There are many factors that may lead to child abuse, such as parental psychopathology or a psychiatric condition of the parent, unrealistic expectations, social isolation, history of abuse in the parents’ family, displacement of aggression. One mother, unaware that most children are not developmentally ready to walk until age 1, considered her 8-month-old baby “lazy” because he would not get up and walk, and she was abusive toward him. In our society today many are isolated from family and supportive networks, living in large urban or remote rural areas where we do not know our neighbors.
The effects of child abuse are many. A social effect is that relationships may be more tenuous, leading to an inability to trust or love others. More aggression, low self-esteem, depression, and low academic achievement can be caused by child abuse, as are communication disorders and learning disabilities. Child abuse can lead to physical injuries that sometimes result in disfigurement, scarring, physical disability, and even death. Child abuse can lead to increased risk of alcohol abuse, suicidal tendencies, and post-traumatic stress disorder (PTSD).

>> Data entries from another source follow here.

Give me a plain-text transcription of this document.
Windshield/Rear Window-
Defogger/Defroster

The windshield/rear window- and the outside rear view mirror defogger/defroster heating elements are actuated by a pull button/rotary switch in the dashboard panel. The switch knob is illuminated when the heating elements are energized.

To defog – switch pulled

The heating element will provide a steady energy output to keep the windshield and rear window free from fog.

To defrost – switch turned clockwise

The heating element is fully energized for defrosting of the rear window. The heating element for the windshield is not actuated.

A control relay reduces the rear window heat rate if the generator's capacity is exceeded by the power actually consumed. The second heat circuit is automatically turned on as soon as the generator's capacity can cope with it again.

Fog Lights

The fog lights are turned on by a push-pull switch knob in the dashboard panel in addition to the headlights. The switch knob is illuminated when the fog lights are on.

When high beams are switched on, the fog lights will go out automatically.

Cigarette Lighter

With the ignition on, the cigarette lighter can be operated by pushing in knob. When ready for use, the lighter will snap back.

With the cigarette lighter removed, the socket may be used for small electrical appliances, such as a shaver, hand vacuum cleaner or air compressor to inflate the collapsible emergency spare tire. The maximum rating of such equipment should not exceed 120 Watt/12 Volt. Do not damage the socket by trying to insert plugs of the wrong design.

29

There are two kinds of child sexual abuse. Extrafamilial is when the perpetrator is someone outside the family who is not related to the child (such as a stepfather, neighbor, or stranger) and intrafamilial or what is also called incest, someone within the family (such as the father or sister).

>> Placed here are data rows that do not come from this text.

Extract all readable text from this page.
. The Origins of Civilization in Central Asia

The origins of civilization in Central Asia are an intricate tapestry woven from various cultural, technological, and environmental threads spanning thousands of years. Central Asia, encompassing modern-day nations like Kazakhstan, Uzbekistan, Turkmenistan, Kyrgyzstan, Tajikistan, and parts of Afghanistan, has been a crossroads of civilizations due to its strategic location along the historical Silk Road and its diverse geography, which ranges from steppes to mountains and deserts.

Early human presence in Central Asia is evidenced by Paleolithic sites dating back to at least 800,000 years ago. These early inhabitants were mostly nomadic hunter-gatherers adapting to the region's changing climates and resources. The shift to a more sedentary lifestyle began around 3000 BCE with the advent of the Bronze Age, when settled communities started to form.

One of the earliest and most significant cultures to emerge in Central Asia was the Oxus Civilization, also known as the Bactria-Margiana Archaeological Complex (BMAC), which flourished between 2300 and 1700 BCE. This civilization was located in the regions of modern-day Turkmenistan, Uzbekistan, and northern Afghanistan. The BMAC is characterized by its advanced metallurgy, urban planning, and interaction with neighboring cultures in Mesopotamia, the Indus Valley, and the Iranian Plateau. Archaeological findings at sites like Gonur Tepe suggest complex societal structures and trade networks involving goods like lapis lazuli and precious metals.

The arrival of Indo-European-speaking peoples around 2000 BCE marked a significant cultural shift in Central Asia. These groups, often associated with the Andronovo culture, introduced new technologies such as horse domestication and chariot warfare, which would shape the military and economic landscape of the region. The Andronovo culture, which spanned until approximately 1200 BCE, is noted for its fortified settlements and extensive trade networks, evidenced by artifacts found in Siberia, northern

Sexual abuse is sexual contact or attempted sexual contact, which includes intercourse, fondling of the breasts and genitals, and oral sex. The effects of child sexual abuse are many and include earlier sex and bearing a child before age 19, lower self-esteem, higher levels of depression, running away from home, having more sexual partners, sexual dysfunctions, anxiety disorders, post-traumatic stress disorder, lower marital satisfaction, more likely to experience physical and psychological dating aggression, and more likely to be sexually abused again.

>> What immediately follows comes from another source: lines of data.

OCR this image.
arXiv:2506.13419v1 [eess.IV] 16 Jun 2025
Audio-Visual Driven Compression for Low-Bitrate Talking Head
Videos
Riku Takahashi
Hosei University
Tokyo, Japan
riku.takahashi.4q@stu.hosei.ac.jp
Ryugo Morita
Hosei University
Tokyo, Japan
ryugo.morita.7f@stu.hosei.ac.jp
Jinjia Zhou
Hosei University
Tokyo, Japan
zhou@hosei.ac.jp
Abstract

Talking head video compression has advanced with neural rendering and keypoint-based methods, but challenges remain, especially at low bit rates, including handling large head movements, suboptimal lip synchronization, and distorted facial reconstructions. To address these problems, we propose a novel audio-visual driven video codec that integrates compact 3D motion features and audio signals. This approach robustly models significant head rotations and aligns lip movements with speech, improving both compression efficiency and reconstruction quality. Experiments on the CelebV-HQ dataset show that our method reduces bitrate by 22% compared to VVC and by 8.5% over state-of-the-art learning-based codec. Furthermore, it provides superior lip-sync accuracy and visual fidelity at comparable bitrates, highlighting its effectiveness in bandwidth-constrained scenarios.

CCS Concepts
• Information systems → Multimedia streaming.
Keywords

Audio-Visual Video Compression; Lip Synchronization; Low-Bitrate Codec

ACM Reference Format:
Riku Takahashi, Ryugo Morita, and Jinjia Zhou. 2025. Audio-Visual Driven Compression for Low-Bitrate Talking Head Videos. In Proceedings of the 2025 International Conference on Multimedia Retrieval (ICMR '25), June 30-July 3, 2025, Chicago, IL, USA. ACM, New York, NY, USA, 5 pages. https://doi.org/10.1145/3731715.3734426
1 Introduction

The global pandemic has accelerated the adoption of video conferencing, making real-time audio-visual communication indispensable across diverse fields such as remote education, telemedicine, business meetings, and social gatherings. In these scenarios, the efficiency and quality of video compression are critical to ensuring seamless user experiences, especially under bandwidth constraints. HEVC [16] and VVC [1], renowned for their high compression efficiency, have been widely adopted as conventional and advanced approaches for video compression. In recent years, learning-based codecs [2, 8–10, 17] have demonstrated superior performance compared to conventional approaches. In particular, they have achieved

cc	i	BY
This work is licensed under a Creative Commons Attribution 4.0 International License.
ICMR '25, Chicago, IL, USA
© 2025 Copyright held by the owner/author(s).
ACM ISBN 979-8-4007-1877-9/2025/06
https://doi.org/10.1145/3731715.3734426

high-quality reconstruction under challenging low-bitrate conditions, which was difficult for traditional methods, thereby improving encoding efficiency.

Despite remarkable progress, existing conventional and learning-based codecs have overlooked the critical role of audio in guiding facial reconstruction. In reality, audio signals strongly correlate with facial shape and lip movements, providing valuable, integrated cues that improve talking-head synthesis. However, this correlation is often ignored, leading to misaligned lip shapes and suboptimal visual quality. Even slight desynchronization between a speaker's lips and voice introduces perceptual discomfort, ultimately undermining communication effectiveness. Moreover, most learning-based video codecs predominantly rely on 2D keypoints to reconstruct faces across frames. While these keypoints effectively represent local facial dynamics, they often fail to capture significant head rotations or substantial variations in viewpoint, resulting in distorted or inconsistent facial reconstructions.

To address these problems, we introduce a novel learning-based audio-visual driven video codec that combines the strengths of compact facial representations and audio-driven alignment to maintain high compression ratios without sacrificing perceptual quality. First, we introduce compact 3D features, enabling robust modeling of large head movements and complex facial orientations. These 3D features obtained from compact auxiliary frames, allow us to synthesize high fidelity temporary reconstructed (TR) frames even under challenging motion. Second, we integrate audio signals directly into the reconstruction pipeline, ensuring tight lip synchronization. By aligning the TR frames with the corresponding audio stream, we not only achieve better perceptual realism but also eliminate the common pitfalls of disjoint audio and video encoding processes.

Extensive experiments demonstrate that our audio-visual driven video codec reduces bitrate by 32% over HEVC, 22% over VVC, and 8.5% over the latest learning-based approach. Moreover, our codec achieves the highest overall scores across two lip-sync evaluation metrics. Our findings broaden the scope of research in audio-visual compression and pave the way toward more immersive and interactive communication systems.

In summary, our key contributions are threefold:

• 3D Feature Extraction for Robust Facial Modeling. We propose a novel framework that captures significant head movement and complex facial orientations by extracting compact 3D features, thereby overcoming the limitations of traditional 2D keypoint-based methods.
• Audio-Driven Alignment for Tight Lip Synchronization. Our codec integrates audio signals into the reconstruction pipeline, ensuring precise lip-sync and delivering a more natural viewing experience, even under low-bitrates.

Prevention of child sexual abuse can be helped through education such as the good touch/bad touch programs, parental education programs, parent support groups, individual counseling, and home visitation programs.
If you have been abused seek help. There is a national number to call: Childhelp USA (1-800-422-4453) or go to http://www.childhelp.org/.
Parent, Sibling, Elder Abuse
Because parents are bigger it is often assumed that they are immune from abuse by their children. However, teenagers have been known to abuse their parents and to even cause their deaths.
Sibling abuse is not your run of the mill daily squabbles that siblings have, but serious and often more violent behaviors.
Elder abuse from neglect such as being too busy to give the elderly needed medicine, failing to take them to receive necessary medical care, or failing to provide adequate food, clean clothes, and a clean bed. This neglect is the most common form of elder abuse. There can also be physical abuse to the elderly caused by inflicting injury, pain, or sexual assault. Psychological abuse is abuse that can take the form of verbal abuse, deprivation of mental health services, harassment, and deception. Social abuse is abuse caused by unreasonable confinement and isolation, lack of supervision, and abandonment. Legal abuse is caused by the improper or illegal use of the elder’s resources.
There is something called Granny Dumping which may be no more than an urban legend. It involves the dumping of the elderly on the steps of a hospital. The hospital is obligated to treat them and find them a place to stay. All of which is paid for from state funds – your tax dollars and mine. The draining of the elderly person’s resources may cause Granny Dumping.